The scripts below depends on the availability of an index file, which contains of a list of DockBlaster job IDs. Each line of the index file starts with one job ID, while the remaining content of the line will be ignored. Therefore, the MEMO generated by running auto_dock.csh works perfectly for this purpose.
foralljobs.py
This script takes an index file and a command, and will invoke the command in each of the jobs whose IDs are listed in the index file. For example:
foralljobs.py DockBl_ID_MEMO_astex pwd
will run pwd
in each of the job folders for my astex DockBlaster jobs.

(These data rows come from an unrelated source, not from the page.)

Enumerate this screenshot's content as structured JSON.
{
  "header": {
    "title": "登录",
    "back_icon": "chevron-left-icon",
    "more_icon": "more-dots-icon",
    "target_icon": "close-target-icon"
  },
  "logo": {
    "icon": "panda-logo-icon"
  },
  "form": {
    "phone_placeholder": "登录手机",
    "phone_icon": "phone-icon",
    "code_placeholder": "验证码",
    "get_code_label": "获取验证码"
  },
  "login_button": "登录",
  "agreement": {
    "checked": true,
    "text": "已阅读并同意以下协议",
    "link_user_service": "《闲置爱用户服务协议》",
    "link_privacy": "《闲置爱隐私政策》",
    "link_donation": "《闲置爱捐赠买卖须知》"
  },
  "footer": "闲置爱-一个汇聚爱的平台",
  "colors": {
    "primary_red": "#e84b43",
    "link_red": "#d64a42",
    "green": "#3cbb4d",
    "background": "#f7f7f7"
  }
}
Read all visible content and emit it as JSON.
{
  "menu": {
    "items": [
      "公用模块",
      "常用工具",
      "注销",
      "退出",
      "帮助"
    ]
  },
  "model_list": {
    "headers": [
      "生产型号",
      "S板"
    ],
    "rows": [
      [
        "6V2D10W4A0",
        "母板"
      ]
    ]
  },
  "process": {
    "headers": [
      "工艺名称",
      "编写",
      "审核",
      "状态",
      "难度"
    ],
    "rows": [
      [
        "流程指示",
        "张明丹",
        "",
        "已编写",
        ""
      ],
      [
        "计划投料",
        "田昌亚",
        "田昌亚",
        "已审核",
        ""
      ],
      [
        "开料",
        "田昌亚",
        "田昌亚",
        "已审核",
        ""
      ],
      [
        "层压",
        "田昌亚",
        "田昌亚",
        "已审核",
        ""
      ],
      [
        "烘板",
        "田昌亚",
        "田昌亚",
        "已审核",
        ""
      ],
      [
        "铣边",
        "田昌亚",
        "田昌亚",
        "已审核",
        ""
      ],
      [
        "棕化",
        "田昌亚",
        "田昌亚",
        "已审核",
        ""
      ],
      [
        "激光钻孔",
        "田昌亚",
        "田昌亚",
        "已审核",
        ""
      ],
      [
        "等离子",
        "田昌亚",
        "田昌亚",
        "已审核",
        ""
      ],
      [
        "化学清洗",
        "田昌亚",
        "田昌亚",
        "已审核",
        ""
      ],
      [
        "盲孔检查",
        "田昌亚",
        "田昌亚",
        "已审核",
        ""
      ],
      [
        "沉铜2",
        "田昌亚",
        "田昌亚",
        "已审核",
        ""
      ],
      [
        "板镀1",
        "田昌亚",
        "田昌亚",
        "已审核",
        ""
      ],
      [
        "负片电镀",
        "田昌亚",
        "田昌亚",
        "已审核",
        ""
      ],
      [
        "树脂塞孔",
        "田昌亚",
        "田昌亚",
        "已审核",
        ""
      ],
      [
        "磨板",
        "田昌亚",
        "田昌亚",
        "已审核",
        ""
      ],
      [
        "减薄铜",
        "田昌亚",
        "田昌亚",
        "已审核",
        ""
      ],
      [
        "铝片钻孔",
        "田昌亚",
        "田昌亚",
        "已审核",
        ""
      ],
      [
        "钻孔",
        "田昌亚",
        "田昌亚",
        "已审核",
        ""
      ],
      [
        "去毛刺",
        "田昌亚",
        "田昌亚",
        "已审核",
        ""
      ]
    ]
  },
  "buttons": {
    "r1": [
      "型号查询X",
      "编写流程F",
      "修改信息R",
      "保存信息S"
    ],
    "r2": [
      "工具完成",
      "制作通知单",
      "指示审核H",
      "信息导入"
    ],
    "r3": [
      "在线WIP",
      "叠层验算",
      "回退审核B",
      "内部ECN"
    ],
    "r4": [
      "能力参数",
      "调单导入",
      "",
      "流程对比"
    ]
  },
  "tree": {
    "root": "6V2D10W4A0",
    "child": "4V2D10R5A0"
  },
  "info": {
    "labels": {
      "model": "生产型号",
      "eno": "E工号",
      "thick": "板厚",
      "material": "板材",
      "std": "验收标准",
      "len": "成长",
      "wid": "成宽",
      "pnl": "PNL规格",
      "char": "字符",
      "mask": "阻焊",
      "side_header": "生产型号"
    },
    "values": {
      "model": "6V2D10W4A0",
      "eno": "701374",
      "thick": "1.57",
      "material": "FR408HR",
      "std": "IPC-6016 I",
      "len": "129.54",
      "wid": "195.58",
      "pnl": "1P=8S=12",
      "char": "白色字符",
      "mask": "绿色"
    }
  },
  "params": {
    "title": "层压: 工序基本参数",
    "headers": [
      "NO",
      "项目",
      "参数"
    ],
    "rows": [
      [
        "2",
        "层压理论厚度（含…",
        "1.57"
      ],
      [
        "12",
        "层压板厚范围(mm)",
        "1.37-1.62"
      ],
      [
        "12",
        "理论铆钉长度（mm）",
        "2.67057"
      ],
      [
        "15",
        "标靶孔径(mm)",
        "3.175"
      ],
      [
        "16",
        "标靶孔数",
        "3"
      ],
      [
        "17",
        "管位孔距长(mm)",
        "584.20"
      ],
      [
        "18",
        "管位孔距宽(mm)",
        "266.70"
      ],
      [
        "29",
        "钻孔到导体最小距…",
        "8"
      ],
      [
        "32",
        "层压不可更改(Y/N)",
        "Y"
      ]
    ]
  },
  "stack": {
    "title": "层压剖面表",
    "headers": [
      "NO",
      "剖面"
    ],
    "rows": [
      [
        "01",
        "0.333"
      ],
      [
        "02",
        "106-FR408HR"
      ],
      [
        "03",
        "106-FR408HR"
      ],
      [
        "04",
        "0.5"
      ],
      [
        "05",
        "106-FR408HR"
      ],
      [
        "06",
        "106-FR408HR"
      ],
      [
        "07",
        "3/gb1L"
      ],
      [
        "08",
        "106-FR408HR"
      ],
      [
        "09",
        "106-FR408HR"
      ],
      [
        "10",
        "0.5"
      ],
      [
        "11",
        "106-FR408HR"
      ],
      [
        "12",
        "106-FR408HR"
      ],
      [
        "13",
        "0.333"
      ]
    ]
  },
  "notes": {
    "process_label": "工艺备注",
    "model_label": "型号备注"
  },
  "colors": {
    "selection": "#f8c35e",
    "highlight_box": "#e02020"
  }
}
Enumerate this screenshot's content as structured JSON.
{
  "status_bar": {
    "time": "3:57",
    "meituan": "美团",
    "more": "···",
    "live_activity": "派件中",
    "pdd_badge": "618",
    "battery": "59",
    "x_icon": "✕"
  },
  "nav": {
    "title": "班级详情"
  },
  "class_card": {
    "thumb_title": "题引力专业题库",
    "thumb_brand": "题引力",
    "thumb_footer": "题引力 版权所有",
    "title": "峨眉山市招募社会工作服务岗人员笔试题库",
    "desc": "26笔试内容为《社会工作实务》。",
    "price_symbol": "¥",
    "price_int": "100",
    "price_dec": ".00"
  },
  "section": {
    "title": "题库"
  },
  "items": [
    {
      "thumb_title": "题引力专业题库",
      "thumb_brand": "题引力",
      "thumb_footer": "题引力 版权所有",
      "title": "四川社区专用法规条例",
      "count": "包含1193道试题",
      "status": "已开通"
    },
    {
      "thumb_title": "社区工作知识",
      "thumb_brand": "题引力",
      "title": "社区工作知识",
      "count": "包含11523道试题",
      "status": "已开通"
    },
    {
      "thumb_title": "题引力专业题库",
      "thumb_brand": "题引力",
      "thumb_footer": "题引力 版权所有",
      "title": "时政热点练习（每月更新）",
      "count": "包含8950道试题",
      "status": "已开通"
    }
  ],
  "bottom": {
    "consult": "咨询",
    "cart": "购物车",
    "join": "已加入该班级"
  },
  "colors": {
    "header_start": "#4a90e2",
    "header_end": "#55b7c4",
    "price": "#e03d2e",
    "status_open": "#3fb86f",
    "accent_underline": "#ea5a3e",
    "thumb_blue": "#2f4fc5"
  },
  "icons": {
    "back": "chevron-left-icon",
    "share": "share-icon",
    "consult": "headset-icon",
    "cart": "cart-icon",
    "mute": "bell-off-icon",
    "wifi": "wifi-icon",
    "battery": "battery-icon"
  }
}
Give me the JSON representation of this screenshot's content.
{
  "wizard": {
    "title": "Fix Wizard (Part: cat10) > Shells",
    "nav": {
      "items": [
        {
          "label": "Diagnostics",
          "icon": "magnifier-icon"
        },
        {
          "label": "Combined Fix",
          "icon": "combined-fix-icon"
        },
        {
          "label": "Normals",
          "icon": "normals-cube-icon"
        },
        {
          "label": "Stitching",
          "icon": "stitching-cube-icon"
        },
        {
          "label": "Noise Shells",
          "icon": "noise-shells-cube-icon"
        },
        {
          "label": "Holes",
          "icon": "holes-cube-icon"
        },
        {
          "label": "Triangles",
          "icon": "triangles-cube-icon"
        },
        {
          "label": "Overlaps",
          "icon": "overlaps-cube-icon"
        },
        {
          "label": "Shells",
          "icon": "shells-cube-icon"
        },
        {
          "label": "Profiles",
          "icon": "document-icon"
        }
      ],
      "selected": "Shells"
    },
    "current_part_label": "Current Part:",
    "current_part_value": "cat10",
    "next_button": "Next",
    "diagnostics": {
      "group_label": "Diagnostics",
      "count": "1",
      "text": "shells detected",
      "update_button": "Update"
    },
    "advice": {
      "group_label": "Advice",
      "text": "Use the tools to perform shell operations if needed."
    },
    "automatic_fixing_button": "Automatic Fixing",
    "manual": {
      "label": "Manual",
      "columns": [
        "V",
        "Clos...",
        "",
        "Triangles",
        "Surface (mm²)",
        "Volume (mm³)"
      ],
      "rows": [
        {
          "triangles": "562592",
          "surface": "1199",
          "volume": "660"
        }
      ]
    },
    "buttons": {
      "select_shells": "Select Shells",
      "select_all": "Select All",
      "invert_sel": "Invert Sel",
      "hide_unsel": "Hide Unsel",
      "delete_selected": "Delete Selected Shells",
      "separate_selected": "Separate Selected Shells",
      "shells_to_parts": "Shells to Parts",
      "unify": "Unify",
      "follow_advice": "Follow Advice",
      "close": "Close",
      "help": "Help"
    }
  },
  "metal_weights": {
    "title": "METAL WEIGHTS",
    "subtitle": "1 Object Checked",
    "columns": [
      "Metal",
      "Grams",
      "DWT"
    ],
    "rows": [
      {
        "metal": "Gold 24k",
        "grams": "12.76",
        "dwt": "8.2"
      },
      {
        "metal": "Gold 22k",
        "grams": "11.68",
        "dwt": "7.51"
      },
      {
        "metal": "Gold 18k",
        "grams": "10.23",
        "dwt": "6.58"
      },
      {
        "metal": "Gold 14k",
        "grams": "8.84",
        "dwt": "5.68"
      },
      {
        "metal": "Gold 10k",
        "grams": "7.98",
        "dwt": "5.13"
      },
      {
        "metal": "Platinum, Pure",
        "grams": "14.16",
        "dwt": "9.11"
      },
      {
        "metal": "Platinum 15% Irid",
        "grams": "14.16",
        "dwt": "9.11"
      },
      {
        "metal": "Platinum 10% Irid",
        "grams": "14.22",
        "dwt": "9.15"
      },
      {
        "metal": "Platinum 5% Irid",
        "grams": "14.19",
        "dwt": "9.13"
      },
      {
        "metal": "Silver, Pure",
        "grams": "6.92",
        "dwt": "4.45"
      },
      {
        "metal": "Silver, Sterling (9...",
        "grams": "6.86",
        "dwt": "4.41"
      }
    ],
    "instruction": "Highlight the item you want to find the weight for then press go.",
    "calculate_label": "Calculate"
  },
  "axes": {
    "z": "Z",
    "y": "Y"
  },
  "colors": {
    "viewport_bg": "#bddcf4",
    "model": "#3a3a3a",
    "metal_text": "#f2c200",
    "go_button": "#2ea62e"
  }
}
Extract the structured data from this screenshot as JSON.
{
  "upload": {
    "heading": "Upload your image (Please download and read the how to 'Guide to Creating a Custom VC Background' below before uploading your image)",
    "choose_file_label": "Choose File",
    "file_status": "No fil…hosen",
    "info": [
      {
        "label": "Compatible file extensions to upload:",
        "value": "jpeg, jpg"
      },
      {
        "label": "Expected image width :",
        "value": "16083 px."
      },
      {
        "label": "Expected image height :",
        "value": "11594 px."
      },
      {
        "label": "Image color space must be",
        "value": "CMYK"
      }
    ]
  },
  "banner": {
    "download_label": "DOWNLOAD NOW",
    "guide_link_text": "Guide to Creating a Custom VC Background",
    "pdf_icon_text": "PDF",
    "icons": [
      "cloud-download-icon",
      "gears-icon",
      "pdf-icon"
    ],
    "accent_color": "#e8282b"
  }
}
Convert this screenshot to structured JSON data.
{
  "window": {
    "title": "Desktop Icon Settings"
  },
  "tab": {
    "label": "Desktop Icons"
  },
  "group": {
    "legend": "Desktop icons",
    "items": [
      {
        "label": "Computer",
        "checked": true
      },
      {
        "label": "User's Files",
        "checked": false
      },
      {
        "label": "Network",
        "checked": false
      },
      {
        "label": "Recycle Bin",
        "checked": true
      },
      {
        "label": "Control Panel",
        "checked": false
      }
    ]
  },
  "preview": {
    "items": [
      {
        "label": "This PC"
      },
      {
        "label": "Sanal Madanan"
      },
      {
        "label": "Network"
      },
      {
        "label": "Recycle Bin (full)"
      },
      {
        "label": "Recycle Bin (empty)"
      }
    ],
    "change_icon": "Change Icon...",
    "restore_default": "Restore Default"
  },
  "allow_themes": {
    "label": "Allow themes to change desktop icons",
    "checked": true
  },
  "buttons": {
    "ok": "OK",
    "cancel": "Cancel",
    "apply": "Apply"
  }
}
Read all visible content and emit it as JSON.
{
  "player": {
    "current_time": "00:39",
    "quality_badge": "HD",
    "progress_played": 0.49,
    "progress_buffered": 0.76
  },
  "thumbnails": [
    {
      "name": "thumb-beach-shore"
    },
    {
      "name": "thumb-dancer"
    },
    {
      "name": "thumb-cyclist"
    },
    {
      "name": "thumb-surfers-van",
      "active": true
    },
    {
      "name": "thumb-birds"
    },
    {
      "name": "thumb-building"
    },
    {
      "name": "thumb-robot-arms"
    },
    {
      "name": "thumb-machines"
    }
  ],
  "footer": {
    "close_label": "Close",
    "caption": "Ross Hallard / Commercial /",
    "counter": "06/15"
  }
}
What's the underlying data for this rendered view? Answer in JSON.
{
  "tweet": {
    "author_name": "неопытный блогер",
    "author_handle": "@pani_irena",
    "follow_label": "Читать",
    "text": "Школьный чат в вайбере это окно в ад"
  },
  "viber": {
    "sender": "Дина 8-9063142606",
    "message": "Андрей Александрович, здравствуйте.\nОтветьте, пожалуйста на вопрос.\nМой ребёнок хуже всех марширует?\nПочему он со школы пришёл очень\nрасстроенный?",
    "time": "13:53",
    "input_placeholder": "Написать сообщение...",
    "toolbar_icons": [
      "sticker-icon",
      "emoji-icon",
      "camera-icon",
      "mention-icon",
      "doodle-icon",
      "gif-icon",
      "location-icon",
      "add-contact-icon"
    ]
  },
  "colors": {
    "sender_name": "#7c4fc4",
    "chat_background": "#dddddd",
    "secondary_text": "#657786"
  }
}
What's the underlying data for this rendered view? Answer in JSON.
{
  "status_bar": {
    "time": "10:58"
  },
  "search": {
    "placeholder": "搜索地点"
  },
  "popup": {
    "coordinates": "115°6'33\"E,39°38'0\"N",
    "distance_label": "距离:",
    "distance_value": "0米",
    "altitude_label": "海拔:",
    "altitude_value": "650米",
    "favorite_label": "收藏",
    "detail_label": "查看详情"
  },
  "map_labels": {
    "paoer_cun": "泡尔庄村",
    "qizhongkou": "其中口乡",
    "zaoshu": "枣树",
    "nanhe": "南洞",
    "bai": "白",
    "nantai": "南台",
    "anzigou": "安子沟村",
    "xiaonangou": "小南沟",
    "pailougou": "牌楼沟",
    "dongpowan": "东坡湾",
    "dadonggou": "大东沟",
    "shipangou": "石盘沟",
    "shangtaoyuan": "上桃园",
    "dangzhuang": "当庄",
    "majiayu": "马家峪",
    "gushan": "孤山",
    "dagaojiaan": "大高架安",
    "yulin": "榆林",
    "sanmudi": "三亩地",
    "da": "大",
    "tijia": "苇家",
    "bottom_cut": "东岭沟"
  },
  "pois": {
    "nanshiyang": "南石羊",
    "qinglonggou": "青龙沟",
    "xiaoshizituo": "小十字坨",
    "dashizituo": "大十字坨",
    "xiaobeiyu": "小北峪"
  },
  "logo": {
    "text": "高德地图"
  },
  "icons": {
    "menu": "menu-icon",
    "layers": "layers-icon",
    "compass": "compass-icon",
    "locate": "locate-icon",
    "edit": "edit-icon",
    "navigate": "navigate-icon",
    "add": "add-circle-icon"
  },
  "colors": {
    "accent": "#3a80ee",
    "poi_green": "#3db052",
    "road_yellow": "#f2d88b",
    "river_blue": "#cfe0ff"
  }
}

The command to run, given as the second argument, can be more complicated. I used the following command to back up job folders:
foralljobs.py ~/work/astex2/list 'pwd; A=`pwd`; B=`basename $A`; cd ..; tar -cjf ~/data/astex2/$B.tar.bz2 $B --exclude $B/run.similar'
To process jobs in parallel, just invoke the processing script with qsub:
foralljobs.py DockBl_ID_MEMO_astex 'qsub myprocessing.csh'
foralldirs.py
Similar to foralljobs.py
, this script also takes an index file and a command. Instead of running the command in each job folder, it runs the command under each parametered run folder, such as run.decoys/1.A
. To demonstrate the use, and at the same time see what folders are traversed, run the following command:
foralljobs.py DockBl_ID_MEMO_astex pwd
As a concrete example, you can perform rescoring with:
foralljobs.py DockBl_ID_MEMO_astex 'score.py a.new.mol2 > rescore.out'
This script allows you to consider only the run.ligand/*
folders:
foralljobs.py --ligand DockBl_ID_MEMO_astex pwd
or the run.decoys/*
folders only:
foralljobs.py --decoys DockBl_ID_MEMO_astex pwd
As a concrete example, you can perform enrichment analysis using rescoring result by first create the following simple script named /tmp/process.sh
:
DIR=`pwd` DIRN=`basename $DIR` SISTER=../../run.decoys/$DIRN ~/mpose/rank.py rescore.out $SISTER/rescore.out
and then run
foralljobs.py --ligand DockBl_ID_MEMO_astex 'bash /tmp/process.sh'
In case of DUD multi-ligands-multi-decoys experiments, two extra run folders are created, namely run.dudact
and run.duddec
. This script can also traverse them:
foralljobs.py --dud DockBl_ID_MEMO_astex pwd
NOTE: This script will check each traversed folder, and make sure DOCK has finished in that folder. Specifically, it makes sure the OUTDOCK file ends with a line starting with elapsed time (sec):
.
eplop
eplop, or Easy PLOP, is a wrapper script for PLOP.
MPose
MPose, or Multiple Pose, is a script to run single mode DOCK.